Studio album by Abraham Mateo
- Released: November 12, 2013
- Recorded: July 2013
- Genre: Pop
- Length: 39:22
- Label: Sony Music
- Producer: Jacobo Calderón

Abraham Mateo chronology
| Abraham Mateo (2009) | AM (2013) | Who I AM (2014) |

Singles from AM
- "Señorita" Released: November 6, 2012; "Girlfriend" Released: October 14, 2013; "Lánzalo" Released: March 17, 2014;

= AM (Abraham Mateo album) =

AM is the second studio album by Spanish pop music artist Abraham Mateo. It was released on November 12, 2013, through Sony Music Spain. The album debuted at number six on the Spain's Top 100 albums chart and was listed for 52 weeks. It was certified Gold in Spain.

AM was recorded in Madrid and Miami and represented a change in Mateo's music style: in addition to ballad songs, it also included pop and electropop music, and Spanglish lyrics.

Mateo rose to popularity with AMs first single, "Señorita", released in November 2012. The song, written by Herbie Crichlow and Thomas Troelsen, was listed for 40 weeks on the Spain's Top 50 singles chart, peaked on number three, and was certified Gold in Spain. The music video for "Señorita" was the most trending music video of 2013 on YouTube Spain. The album's second single, "Girlfriend", written by Charlie Mason, Jani Hölli and Gabriel Warmby, was released early October 2013 and debuted within the top fifteen in Spain. The third and last single, "Lánzalo", written by his producer Jacobo Calderón and Mateo himself, was released in March 2014 as a charity single, in support of UNICEF campaign for the children who suffer as a result of the Syrian conflict. The song debuted at number two on the Spain's Top 50 singles chart.

==Track listing==

AM Special Edition includes a remix of "Señorita" and an acoustic version of "Lánzalo" as bonus tracks. It also includes a DVD, featuring a making of and a dance tutorial of Señorita, unreleased footage from his autograph-signing event in Madrid and from his trip to Miami and his performance at the 2013 Premios Juventud Awards. AM was sold on iTunes with a remix of "Kill the Lights" as bonus.

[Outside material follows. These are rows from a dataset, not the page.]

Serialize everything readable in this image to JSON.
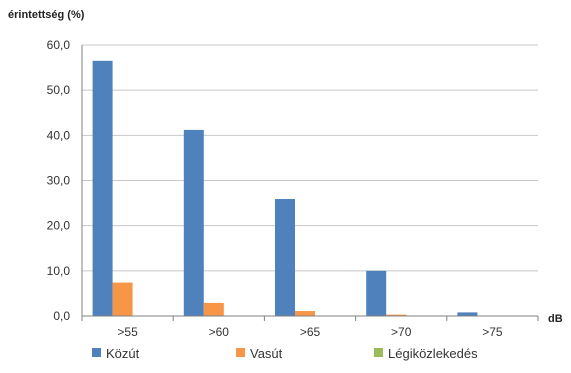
{
  "chart_data": {
    "type": "bar",
    "ylabel": "érintettség (%)",
    "xlabel": "dB",
    "categories": [
      ">55",
      ">60",
      ">65",
      ">70",
      ">75"
    ],
    "y_ticks": [
      "0,0",
      "10,0",
      "20,0",
      "30,0",
      "40,0",
      "50,0",
      "60,0"
    ],
    "ylim": [
      0,
      60
    ],
    "grid": true,
    "legend_position": "bottom",
    "series": [
      {
        "name": "Közút",
        "color": "#4F81BD",
        "values": [
          56.5,
          41.2,
          25.9,
          10.0,
          0.8
        ]
      },
      {
        "name": "Vasút",
        "color": "#F79646",
        "values": [
          7.4,
          2.9,
          1.1,
          0.3,
          0.0
        ]
      },
      {
        "name": "Légiközlekedés",
        "color": "#9BBB59",
        "values": [
          0.0,
          0.0,
          0.0,
          0.0,
          0.0
        ]
      }
    ]
  }
}
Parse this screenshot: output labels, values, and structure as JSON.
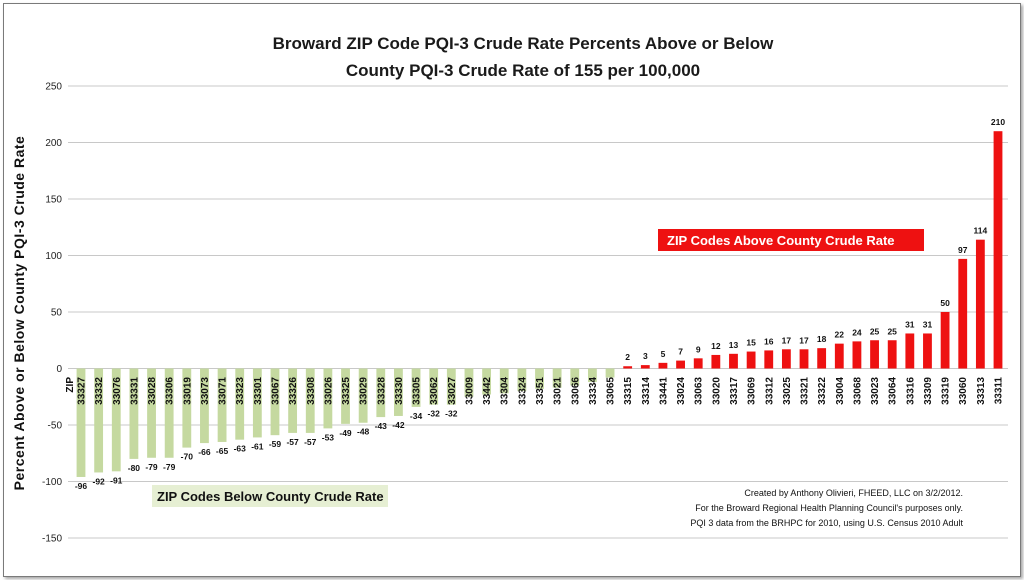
{
  "chart_data": {
    "type": "bar",
    "title": "Broward ZIP Code PQI-3 Crude Rate Percents Above or Below",
    "subtitle": "County PQI-3 Crude Rate of 155 per 100,000",
    "ylabel": "Percent  Above or Below County  PQI-3 Crude Rate",
    "xlabel": "",
    "axis_category_label": "ZIP",
    "ylim": [
      -150,
      250
    ],
    "yticks": [
      250,
      200,
      150,
      100,
      50,
      0,
      -50,
      -100,
      -150
    ],
    "grid": true,
    "categories": [
      "33327",
      "33332",
      "33076",
      "33331",
      "33028",
      "33306",
      "33019",
      "33073",
      "33071",
      "33323",
      "33301",
      "33067",
      "33326",
      "33308",
      "33026",
      "33325",
      "33029",
      "33328",
      "33330",
      "33305",
      "33062",
      "33027",
      "33009",
      "33442",
      "33304",
      "33324",
      "33351",
      "33021",
      "33066",
      "33334",
      "33065",
      "33315",
      "33314",
      "33441",
      "33024",
      "33063",
      "33020",
      "33317",
      "33069",
      "33312",
      "33025",
      "33321",
      "33322",
      "33004",
      "33068",
      "33023",
      "33064",
      "33316",
      "33309",
      "33319",
      "33060",
      "33313",
      "33311"
    ],
    "values": [
      -96,
      -92,
      -91,
      -80,
      -79,
      -79,
      -70,
      -66,
      -65,
      -63,
      -61,
      -59,
      -57,
      -57,
      -53,
      -49,
      -48,
      -43,
      -42,
      -34,
      -32,
      -32,
      -25,
      -23,
      -22,
      -20,
      -18,
      -17,
      -15,
      -12,
      -8,
      2,
      3,
      5,
      7,
      9,
      12,
      13,
      15,
      16,
      17,
      17,
      18,
      22,
      24,
      25,
      25,
      31,
      31,
      50,
      97,
      114,
      210
    ],
    "data_labels": [
      "-96",
      "-92",
      "-91",
      "-80",
      "-79",
      "-79",
      "-70",
      "-66",
      "-65",
      "-63",
      "-61",
      "-59",
      "-57",
      "-57",
      "-53",
      "-49",
      "-48",
      "-43",
      "-42",
      "-34",
      "-32",
      "-32",
      "",
      "",
      "",
      "",
      "",
      "",
      "",
      "",
      "",
      "2",
      "3",
      "5",
      "7",
      "9",
      "12",
      "13",
      "15",
      "16",
      "17",
      "17",
      "18",
      "22",
      "24",
      "25",
      "25",
      "31",
      "31",
      "50",
      "97",
      "114",
      "210"
    ],
    "colors": {
      "below": "#c5d9a0",
      "above": "#ee1111",
      "grid": "#c8c8c8"
    },
    "annotations": {
      "above_box": "ZIP Codes Above County Crude Rate",
      "below_box": "ZIP Codes Below County Crude Rate",
      "credit": [
        "Created by Anthony Olivieri, FHEED, LLC on 3/2/2012.",
        "For the Broward Regional Health Planning Council's purposes only.",
        "PQI 3 data from the BRHPC for 2010, using U.S. Census 2010 Adult"
      ]
    }
  }
}
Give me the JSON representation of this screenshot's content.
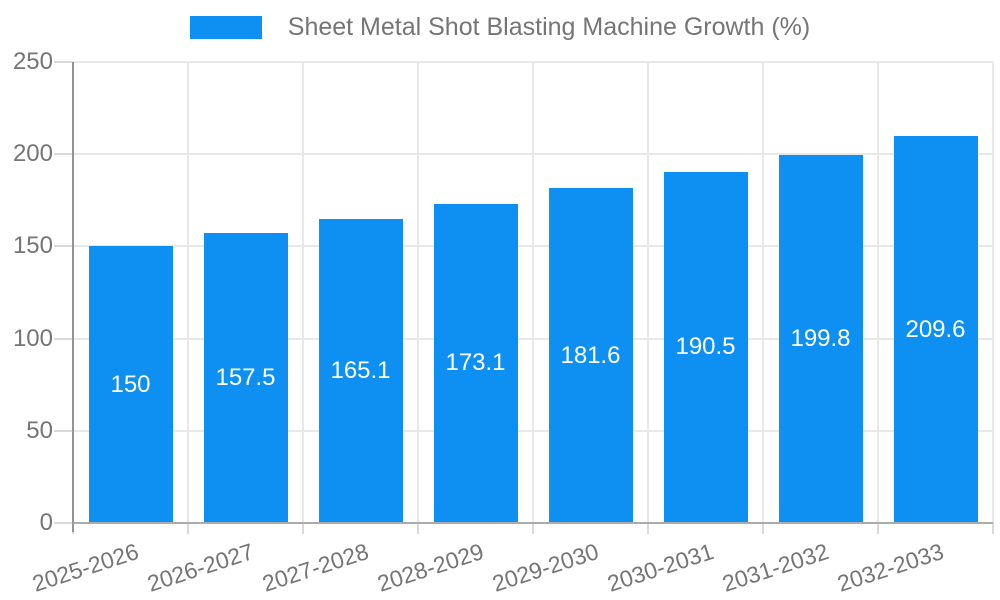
{
  "legend": {
    "label": "Sheet Metal Shot Blasting Machine Growth (%)"
  },
  "chart_data": {
    "type": "bar",
    "title": "",
    "series_name": "Sheet Metal Shot Blasting Machine Growth (%)",
    "categories": [
      "2025-2026",
      "2026-2027",
      "2027-2028",
      "2028-2029",
      "2029-2030",
      "2030-2031",
      "2031-2032",
      "2032-2033"
    ],
    "values": [
      150,
      157.5,
      165.1,
      173.1,
      181.6,
      190.5,
      199.8,
      209.6
    ],
    "value_labels": [
      "150",
      "157.5",
      "165.1",
      "173.1",
      "181.6",
      "190.5",
      "199.8",
      "209.6"
    ],
    "xlabel": "",
    "ylabel": "",
    "ylim": [
      0,
      250
    ],
    "yticks": [
      0,
      50,
      100,
      150,
      200,
      250
    ],
    "grid": true,
    "legend_position": "top-center",
    "bar_labels_inside": true,
    "colors": {
      "bar": "#0d90f2",
      "bar_label_text": "#ffffff",
      "axis_text": "#757575",
      "legend_text": "#757575",
      "gridline": "#e8e8e8",
      "tick": "#d9d9d9",
      "y_axis_line": "#949494",
      "x_axis_line": "#ababab",
      "background": "#ffffff"
    }
  }
}
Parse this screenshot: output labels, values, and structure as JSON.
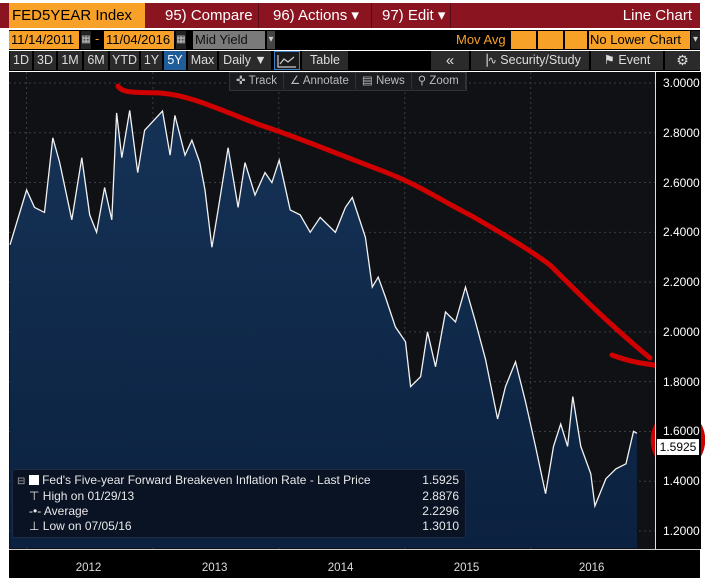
{
  "header": {
    "ticker": "FED5YEAR Index",
    "menu": [
      "95) Compare",
      "96) Actions ▾",
      "97) Edit ▾"
    ],
    "view_title": "Line Chart"
  },
  "controls": {
    "start_date": "11/14/2011",
    "date_sep": "-",
    "end_date": "11/04/2016",
    "field": "Mid Yield",
    "mov_avg_label": "Mov Avg",
    "lower_chart": "No Lower Chart",
    "periods": [
      "1D",
      "3D",
      "1M",
      "6M",
      "YTD",
      "1Y",
      "5Y",
      "Max"
    ],
    "selected_period": "5Y",
    "frequency": "Daily ▼",
    "table_label": "Table",
    "collapse_label": "«",
    "security_study": "Security/Study",
    "event": "Event",
    "chart_tools": [
      "Track",
      "Annotate",
      "News",
      "Zoom"
    ]
  },
  "legend": {
    "series_label": "Fed's Five-year Forward Breakeven Inflation Rate - Last Price",
    "last_price": "1.5925",
    "high_label": "High on 01/29/13",
    "high_value": "2.8876",
    "avg_label": "Average",
    "avg_value": "2.2296",
    "low_label": "Low on 07/05/16",
    "low_value": "1.3010"
  },
  "colors": {
    "brand_orange": "#f7a128",
    "header_red": "#8a1420",
    "line": "#ffffff",
    "area_fill": "#0f2a4c",
    "annotation_red": "#d00000"
  },
  "chart_data": {
    "type": "area",
    "x_type": "date",
    "xlim": [
      "2011-11-14",
      "2016-11-04"
    ],
    "ylim": [
      1.2,
      3.0
    ],
    "y_axis_position": "right",
    "grid": true,
    "legend_placement": "bottom-left",
    "x_tick_labels": [
      "2012",
      "2013",
      "2014",
      "2015",
      "2016"
    ],
    "y_tick_labels": [
      "3.0000",
      "2.8000",
      "2.6000",
      "2.4000",
      "2.2000",
      "2.0000",
      "1.8000",
      "1.6000",
      "1.4000",
      "1.2000"
    ],
    "last_value_label": "1.5925",
    "series": [
      {
        "name": "Fed's Five-year Forward Breakeven Inflation Rate",
        "x": [
          "2011-11-14",
          "2012-01-01",
          "2012-01-24",
          "2012-02-22",
          "2012-03-17",
          "2012-04-06",
          "2012-05-11",
          "2012-06-09",
          "2012-07-02",
          "2012-07-22",
          "2012-08-14",
          "2012-09-04",
          "2012-09-18",
          "2012-10-03",
          "2012-10-26",
          "2012-11-18",
          "2012-12-08",
          "2013-01-29",
          "2013-02-20",
          "2013-03-06",
          "2013-04-04",
          "2013-04-24",
          "2013-05-17",
          "2013-06-01",
          "2013-06-21",
          "2013-07-08",
          "2013-08-07",
          "2013-09-05",
          "2013-09-25",
          "2013-10-24",
          "2013-11-22",
          "2013-12-12",
          "2014-01-02",
          "2014-02-03",
          "2014-03-04",
          "2014-04-02",
          "2014-05-01",
          "2014-06-14",
          "2014-07-13",
          "2014-08-02",
          "2014-09-09",
          "2014-09-29",
          "2014-10-16",
          "2014-11-06",
          "2014-12-05",
          "2015-01-03",
          "2015-01-18",
          "2015-02-16",
          "2015-03-08",
          "2015-03-31",
          "2015-04-29",
          "2015-05-28",
          "2015-06-26",
          "2015-07-25",
          "2015-08-23",
          "2015-09-27",
          "2015-10-20",
          "2015-11-18",
          "2015-12-17",
          "2016-01-15",
          "2016-02-13",
          "2016-03-07",
          "2016-03-28",
          "2016-04-17",
          "2016-05-02",
          "2016-05-25",
          "2016-06-23",
          "2016-07-05",
          "2016-08-06",
          "2016-09-04",
          "2016-10-03",
          "2016-10-25",
          "2016-11-04"
        ],
        "y": [
          2.35,
          2.57,
          2.5,
          2.48,
          2.78,
          2.68,
          2.45,
          2.7,
          2.47,
          2.4,
          2.58,
          2.45,
          2.88,
          2.7,
          2.89,
          2.64,
          2.81,
          2.8876,
          2.71,
          2.87,
          2.71,
          2.77,
          2.68,
          2.57,
          2.34,
          2.48,
          2.74,
          2.5,
          2.68,
          2.55,
          2.64,
          2.6,
          2.69,
          2.49,
          2.47,
          2.4,
          2.46,
          2.4,
          2.5,
          2.54,
          2.38,
          2.18,
          2.22,
          2.14,
          2.02,
          1.96,
          1.78,
          1.82,
          2.0,
          1.86,
          2.08,
          2.04,
          2.18,
          2.04,
          1.89,
          1.65,
          1.78,
          1.88,
          1.72,
          1.54,
          1.35,
          1.54,
          1.63,
          1.54,
          1.74,
          1.54,
          1.43,
          1.301,
          1.41,
          1.45,
          1.47,
          1.6,
          1.5925
        ]
      }
    ]
  }
}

| No. | Title | Writer(s) | Length |
|---|---|---|---|
| 1. | "Señorita" | Herbie Crichlow, Thomas Troelsen | 3:20 |
| 2. | "Get the Phone" | Abraham Mateo, Jacobo Calderon, Natalia Hajjara, Ana Díaz, Tim Deal | 3:22 |
| 3. | "Lánzalo" | Abraham Mateo, Jacobo Calderón, Juan Mari Montes | 3:59 |
| 4. | "Girlfriend" | Charlie Mason, Gabriel Wärmby, Jani Kristian Hölli, Mans Ek | 3:34 |
| 5. | "Me Gustas" | Jacobo Calderón | 3:57 |
| 6. | "Undercover" | Conor Maynard, Rick Parkhouse, George Tizzard, Camille Purcell | 3:14 |
| 7. | "Esa Chica Es para Mi" | Peter Dubbelman Loakim, Per Erik Wigelius, Sven Anders Wigelius | 3:17 |
| 8. | "Kill the Lights" | Adam Young, Cameron Maxwell, Adam Bailey | 3:42 |
| 9. | "En mi Cabeza" | Peter Wennerberg, Mathias Venge, Alexander Scold, Lina Eriksson | 3:44 |
| 10. | "Mi Super Estrella" | Abraham Mateo, Jacobo Calderón | 3:25 |
| 11. | "Más de Mil Años" | Abraham Mateo, Jacobo Calderón | 3:48 |

==Charts==

===Weekly charts===

| Charts (2013) | Peak position |
|---|---|
| Spain Top 100 Albums | 6 |

===Year-end charts===

| Chart (2013) | Position |
|---|---|
| Spanish Albums (PROMUSICAE) | 41 |

| Chart (2014) | Position |
|---|---|
| Spanish Albums (PROMUSICAE) | 49 |

===Singles===

| Year | Single | Peak chart positions |
SPA
| 2012 | "Señorita" | 3 |
| 2013 | "Girlfriend" | 15 |
| 2014 | "Lánzalo" | 2 |

==Certifications==

| Region | Certification | Certified units/sales |
| Spain (PROMUSICAE) | Gold | 20,000^{^} |
^{^} Shipments figures based on certification alone.